Underexplored research and the case for accelerating everything else
Asked what fields deserve more attention, Chollet points to evolutionary algorithms and program synthesis as areas where simply throwing more compute at them could produce surprising results. Altman recalls a post-GPT-4 dinner where a top researcher lamented that academia just wanted to reproduce GPT-4 instead of exploring the wider space of ideas. But then he widens the aperture: the really underexplored opportunity, he says, is using frontier AI to speed up physics, math, biology, and other sciences that haven’t had enough leverage.

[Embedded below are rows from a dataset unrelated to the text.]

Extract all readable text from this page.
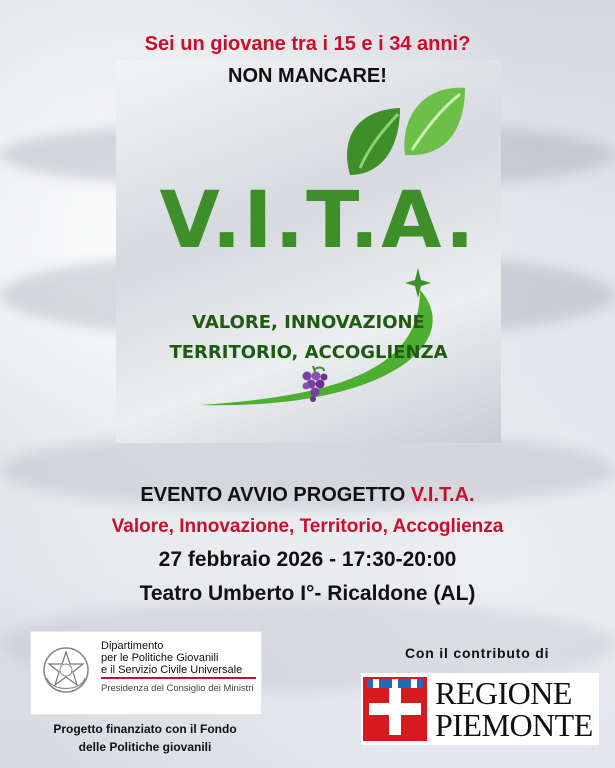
Sei un giovane tra i 15 e i 34 anni?
NON MANCARE!
V.I.T.A.
VALORE, INNOVAZIONE
TERRITORIO, ACCOGLIENZA
EVENTO AVVIO PROGETTO V.I.T.A.
Valore, Innovazione, Territorio, Accoglienza
27 febbraio 2026 - 17:30-20:00
Teatro Umberto I°- Ricaldone (AL)
Dipartimento
per le Politiche Giovanili
e il Servizio Civile Universale
Presidenza del Consiglio dei Ministri
Progetto finanziato con il Fondo
delle Politiche giovanili
Con il contributo di
REGIONE
PIEMONTE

OpenAI’s narrowing focus, AGI distance, and the rapid-fire tells
The final stretch is revealing. Altman says OpenAI is concentrating compute because the next models could have “absolutely massive” impact on science and the economy, and he uses a memorable comparison — a million GPUs for curing cancer versus making videos — to justify deprioritizing things like Sora. In rapid fire, Chollet rates us a 5/10 from AGI because it’s still easy to find ordinary tasks humans can do and AI can’t, while Altman says it already feels close aside from long-term memory and continuous learning; their closing personal picks — Asimov, hardware and drones, Pier Vier, and Altman simply naming his mom — bring the discussion back from abstraction to personality.